Training & Evaluating a Re-ranking Model on MS MARCO¶
Data Download and Preprocess¶
Run the following command to download and extract the rocketqa-processed MS MARCO passage:
wget --no-check-certificate https://rocketqa.bj.bcebos.com/corpus/marco.tar.gz
tar -zxf marco.tar.gz
rm -rf marco.tar.gz
cd marco
In the same folder, download and extract the official MS MARCO files:
wget https://msmarco.blob.core.windows.net/msmarcoranking/qidpidtriples.train.full.2.tsv.gz
wget https://msmarco.blob.core.windows.net/msmarcoranking/qrels.train.tsv -O qrels.train.tsv
gunzip qidpidtriples.train.full.2.tsv.gz
Merge the titles file and the paragraphs file together:
join -t "$(echo -en '\t')" -e '' -a 1 -o 1.1 2.2 1.2 <(sort -k1,1 para.txt) <(sort -k1,1 para.title.txt) | sort -k1,1 -n > corpus.tsv
Find out negatives from the triples file:
awk -v RS='\r\n' '$1==last {printf ",%s",$3; next} NR>1 {print "";} {last=$1; printf "%s\t%s",$1,$3;} END{print "";}' qidpidtriples.train.full.2.tsv > train.negatives.tsv
Now you can build the train files:
# BERT-like models
python scripts/msmarco/build_train.py \
--tokenizer_name $PLM_DIR/t5-base-scaled \ # path to the HF tokenizer
--negative_file $COLLECTION_DIR/marco/train.negatives.tsv \ # the above negatives file
--qrels $COLLECTION_DIR/marco/qrels.train.tsv \
--queries $COLLECTION_DIR/marco/train.query.txt \
--collection $COLLECTION_DIR/marco/corpus.tsv \
--save_to $PROCESSED_DIR/msmarco/bert/ \ # directory for output
--query_template "<text> [SEP]" \
--doc_template "<text>" # passage-side template. <title> <text> will be replaced
# monoT5
python scripts/msmarco/build_train.py \
--tokenizer_name $PLM_DIR/t5-base-scaled \ # path to the HF tokenizer
--negative_file $COLLECTION_DIR/marco/train.negatives.tsv \ # the above negatives file
--qrels $COLLECTION_DIR/marco/qrels.train.tsv \
--queries $COLLECTION_DIR/marco/train.query.txt \
--collection $COLLECTION_DIR/marco/corpus.tsv \
--save_to $PROCESSED_DIR/msmarco/t5/ \ # directory for output
--query_template "Query: <text>" \
--doc_template "Document: <text> Relevant: " # passage-side template. <title> <text> will be replaced
The query and document will be filled in the blanks, and be further concatenated during training.

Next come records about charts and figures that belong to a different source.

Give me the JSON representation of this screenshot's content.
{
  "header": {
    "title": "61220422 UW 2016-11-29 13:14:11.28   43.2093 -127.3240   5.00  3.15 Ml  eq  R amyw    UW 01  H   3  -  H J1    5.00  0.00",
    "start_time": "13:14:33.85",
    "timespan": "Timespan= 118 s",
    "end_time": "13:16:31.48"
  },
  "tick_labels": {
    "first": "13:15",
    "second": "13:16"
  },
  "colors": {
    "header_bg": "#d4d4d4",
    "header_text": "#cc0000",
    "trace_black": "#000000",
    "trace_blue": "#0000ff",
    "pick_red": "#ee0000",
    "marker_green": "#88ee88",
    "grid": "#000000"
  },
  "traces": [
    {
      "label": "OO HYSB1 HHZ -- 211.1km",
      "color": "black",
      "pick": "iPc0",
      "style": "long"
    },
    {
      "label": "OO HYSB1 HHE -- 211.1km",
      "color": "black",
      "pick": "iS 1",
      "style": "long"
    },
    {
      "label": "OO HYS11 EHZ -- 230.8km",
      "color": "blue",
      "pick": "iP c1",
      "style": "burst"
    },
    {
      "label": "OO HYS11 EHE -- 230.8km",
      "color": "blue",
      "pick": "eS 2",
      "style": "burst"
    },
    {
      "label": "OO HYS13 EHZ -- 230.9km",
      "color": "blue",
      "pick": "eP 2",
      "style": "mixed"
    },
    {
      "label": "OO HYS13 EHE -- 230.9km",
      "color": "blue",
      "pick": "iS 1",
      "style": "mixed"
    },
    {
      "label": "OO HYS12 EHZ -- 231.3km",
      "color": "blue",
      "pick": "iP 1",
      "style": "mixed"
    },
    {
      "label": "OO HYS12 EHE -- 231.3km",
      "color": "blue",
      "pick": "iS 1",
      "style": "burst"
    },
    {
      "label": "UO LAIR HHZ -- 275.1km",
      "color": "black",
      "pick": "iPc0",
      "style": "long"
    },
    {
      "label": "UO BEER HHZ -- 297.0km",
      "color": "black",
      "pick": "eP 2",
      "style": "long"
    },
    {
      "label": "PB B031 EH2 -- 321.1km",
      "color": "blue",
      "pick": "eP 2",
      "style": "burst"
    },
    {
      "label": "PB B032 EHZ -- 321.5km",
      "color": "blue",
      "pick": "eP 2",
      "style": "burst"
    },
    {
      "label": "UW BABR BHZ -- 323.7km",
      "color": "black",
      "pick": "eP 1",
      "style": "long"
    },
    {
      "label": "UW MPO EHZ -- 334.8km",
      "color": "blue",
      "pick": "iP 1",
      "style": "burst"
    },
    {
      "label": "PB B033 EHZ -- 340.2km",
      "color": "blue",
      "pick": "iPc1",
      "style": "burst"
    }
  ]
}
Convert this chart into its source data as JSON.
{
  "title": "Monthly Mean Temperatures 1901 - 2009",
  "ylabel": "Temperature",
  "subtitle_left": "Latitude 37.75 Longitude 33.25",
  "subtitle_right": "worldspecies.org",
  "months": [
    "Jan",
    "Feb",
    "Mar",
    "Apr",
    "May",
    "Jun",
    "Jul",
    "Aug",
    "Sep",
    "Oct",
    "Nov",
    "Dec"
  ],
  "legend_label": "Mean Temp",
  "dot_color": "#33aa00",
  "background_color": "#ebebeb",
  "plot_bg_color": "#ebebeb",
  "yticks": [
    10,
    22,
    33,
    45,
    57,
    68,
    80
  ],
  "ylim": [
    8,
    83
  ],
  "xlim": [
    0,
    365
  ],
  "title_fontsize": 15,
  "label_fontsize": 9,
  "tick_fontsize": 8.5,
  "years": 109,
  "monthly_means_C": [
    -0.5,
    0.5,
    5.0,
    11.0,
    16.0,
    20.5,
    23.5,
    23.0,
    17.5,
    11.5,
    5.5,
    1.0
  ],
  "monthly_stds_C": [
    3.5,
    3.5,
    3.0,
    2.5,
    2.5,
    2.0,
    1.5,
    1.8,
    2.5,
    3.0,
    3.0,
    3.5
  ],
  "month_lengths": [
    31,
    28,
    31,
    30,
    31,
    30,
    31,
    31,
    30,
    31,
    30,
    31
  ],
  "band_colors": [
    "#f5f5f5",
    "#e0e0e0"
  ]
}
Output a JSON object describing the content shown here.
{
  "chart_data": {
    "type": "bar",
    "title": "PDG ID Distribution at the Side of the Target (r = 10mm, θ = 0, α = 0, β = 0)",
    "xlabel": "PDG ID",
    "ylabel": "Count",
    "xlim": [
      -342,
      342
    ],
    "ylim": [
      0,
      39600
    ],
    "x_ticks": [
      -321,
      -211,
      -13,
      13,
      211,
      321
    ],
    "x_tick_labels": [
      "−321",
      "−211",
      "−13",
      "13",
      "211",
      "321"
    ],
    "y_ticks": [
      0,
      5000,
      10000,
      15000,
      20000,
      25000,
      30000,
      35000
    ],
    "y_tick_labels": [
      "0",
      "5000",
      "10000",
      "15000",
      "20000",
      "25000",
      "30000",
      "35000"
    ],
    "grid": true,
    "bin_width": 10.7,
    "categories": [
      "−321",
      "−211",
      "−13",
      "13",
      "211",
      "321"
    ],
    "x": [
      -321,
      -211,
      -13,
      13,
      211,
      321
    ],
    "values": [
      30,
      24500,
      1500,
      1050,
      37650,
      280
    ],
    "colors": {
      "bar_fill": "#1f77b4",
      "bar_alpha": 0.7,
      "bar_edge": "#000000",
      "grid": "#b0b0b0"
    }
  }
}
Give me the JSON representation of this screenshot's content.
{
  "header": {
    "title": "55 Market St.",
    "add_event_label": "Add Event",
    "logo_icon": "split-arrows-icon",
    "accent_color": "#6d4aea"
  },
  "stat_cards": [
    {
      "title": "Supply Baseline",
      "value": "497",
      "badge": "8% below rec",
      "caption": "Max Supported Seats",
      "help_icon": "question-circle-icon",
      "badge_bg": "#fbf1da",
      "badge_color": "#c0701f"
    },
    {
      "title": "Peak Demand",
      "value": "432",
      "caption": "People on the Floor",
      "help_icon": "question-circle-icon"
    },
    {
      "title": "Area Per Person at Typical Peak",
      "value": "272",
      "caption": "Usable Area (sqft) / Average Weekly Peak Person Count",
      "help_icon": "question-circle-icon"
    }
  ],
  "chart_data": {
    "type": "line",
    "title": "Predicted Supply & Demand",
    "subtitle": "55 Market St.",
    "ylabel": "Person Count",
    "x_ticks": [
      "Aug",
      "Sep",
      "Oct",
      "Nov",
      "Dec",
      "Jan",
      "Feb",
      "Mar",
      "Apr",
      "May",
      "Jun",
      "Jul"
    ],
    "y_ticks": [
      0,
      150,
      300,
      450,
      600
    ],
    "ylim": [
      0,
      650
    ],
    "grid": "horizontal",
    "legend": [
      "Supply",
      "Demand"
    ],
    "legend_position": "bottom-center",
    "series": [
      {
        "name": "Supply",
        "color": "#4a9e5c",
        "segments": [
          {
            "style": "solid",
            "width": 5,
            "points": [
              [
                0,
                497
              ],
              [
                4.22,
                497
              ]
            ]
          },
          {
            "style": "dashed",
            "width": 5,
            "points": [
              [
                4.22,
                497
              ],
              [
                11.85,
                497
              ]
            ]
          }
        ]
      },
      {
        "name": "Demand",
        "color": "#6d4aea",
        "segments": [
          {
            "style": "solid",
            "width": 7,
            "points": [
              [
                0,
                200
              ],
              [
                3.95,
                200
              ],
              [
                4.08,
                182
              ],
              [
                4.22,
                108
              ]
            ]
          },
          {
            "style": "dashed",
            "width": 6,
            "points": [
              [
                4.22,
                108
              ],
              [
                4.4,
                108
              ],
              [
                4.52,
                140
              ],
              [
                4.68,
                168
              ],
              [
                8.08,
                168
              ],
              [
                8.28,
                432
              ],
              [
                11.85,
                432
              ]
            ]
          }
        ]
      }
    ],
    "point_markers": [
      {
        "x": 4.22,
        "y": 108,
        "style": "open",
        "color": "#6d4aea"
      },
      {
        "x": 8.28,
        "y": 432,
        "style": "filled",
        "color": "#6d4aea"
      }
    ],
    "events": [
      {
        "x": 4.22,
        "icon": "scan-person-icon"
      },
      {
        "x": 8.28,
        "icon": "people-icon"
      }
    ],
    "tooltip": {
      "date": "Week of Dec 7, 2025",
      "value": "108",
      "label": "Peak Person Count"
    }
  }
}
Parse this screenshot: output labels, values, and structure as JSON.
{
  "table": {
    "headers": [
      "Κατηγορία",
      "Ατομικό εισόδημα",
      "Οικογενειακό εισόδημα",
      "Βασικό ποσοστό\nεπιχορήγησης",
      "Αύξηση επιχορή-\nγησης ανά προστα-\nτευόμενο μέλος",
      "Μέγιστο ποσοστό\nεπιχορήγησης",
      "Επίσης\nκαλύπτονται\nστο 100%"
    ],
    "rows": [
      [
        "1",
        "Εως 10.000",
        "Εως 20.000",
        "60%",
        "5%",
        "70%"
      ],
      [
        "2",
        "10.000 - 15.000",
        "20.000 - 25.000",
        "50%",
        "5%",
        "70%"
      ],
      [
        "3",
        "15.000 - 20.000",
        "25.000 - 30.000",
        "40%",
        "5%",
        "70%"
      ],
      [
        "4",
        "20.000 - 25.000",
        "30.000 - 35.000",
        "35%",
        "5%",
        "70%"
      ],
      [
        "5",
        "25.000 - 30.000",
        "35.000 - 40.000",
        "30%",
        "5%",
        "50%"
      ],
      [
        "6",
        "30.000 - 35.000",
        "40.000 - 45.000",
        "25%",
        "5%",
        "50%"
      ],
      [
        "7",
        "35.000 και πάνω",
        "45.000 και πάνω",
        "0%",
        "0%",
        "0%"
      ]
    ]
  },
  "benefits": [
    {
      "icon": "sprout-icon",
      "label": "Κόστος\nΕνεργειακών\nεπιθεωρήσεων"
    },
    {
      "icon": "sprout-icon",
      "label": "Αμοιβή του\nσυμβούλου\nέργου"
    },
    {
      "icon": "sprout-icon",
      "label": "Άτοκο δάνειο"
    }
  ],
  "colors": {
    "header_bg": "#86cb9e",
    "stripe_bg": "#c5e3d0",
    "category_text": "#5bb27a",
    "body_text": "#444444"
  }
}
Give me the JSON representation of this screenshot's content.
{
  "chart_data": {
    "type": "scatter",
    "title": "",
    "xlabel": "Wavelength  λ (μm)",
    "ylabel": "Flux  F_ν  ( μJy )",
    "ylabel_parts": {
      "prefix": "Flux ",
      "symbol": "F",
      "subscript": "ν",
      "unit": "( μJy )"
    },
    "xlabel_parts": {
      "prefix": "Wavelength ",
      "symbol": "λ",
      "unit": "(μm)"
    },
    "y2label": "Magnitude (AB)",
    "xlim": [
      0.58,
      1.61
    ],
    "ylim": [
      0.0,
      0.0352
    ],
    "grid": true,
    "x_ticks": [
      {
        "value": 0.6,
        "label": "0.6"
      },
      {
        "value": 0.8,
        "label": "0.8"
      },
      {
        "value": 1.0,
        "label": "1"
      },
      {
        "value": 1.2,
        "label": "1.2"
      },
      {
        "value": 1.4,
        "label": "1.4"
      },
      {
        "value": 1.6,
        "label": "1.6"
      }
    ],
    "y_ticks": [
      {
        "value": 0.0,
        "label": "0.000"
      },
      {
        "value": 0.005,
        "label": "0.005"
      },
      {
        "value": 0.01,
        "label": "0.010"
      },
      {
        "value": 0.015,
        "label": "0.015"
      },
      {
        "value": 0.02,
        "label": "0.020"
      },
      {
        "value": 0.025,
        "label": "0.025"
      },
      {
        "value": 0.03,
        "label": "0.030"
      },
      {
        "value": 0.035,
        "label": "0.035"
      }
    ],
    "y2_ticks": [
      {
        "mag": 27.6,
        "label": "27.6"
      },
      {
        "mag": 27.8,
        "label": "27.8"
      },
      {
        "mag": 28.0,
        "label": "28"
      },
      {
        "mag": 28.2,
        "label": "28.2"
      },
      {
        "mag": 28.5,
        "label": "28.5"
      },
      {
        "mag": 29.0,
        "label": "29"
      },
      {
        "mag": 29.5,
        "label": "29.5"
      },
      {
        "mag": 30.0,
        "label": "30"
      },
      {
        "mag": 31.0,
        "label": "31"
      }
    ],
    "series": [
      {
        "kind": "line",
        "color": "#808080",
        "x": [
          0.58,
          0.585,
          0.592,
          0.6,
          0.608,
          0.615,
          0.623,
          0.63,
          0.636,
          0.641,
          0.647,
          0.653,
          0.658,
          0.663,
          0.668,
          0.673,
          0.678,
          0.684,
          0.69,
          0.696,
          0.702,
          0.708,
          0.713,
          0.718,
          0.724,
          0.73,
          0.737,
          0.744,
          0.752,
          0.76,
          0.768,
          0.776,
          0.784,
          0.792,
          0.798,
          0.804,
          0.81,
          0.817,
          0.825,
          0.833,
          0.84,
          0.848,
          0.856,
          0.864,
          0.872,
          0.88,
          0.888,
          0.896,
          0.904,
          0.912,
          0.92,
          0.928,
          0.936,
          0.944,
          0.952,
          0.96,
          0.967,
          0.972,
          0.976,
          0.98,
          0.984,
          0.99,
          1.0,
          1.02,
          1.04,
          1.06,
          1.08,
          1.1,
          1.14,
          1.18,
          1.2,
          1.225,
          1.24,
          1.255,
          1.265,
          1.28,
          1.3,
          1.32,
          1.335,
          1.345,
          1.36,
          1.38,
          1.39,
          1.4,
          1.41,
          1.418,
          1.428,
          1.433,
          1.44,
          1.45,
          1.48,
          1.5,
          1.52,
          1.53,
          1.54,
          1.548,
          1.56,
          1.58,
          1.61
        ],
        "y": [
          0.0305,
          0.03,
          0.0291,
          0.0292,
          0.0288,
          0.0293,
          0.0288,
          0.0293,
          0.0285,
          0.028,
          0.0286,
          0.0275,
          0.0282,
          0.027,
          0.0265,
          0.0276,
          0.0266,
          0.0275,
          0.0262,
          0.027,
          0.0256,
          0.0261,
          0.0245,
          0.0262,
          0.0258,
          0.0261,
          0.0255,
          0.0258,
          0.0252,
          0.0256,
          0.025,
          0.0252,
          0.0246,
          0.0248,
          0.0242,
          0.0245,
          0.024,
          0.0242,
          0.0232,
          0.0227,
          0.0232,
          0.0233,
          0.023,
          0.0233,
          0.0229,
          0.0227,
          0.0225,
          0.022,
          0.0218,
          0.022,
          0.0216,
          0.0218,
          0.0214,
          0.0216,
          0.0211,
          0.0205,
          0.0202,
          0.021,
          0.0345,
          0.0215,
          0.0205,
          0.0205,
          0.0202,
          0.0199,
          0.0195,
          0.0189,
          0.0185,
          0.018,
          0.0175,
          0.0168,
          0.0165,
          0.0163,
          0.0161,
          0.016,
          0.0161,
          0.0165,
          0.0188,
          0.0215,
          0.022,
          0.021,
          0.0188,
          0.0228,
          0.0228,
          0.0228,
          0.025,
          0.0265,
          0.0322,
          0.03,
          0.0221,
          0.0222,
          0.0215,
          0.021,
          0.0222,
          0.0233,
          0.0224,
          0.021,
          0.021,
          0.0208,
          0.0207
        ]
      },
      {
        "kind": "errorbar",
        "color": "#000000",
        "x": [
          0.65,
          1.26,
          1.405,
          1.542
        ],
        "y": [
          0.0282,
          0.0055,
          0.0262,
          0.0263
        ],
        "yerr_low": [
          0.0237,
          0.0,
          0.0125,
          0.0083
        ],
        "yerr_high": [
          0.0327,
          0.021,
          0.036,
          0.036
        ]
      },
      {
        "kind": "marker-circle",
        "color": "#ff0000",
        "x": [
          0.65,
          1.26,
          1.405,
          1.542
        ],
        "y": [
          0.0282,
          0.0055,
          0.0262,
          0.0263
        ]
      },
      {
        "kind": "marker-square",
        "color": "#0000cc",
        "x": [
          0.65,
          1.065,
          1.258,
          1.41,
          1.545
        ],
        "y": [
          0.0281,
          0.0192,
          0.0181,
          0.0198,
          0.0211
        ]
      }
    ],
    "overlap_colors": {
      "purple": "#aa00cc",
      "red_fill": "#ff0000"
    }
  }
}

The above step sample negatives from train.negatives.tsv, tokenize train queries and passages. It’s recommended to merge all generated files into one file:
cat $PROCESSED_DIR/msmarco/t5/*.jsonl > $PROCESSED_DIR/msmarco/t5/train.jsonl
You may want to split a small portion from the train file for validation (optional):
(in the processed dir)
tail -n 500 train.jsonl > val.jsonl
head -n 400282 train.jsonl > train.new.jsonl
Training and Evaluation¶
Start training:
python -m openmatch.driver.train_rr \
--output_dir $CHECKPOINT_DIR/msmarco/bert_bce \
--model_name_or_path $PLM_DIR/bert-base-uncased \
--do_train \
--save_steps 10000 \
--train_path $PROCESSED_DIR/msmarco/bert/train.jsonl \
--eval_path $PROCESSED_DIR/msmarco/bert/eval.jsonl \
--eval_steps 10000 \
--fp16 \
--per_device_train_batch_size 32 \
--per_device_eval_batch_size 128 \
--learning_rate 1e-5 \
--q_max_len 32 \
--p_max_len 128 \
--num_train_epochs 30 \
--loss_fn bce \
--logging_dir $LOG_DIR/bert_bce \
--evaluation_strategy steps \
--dataloader_num_workers 1
The above command train a BERT-based re-ranking model for 30 epochs, evaluating it every 100,00 steps. Currently evaluation is just calculating the loss on the validation set; it may not correlate with actual re-ranking performance very well.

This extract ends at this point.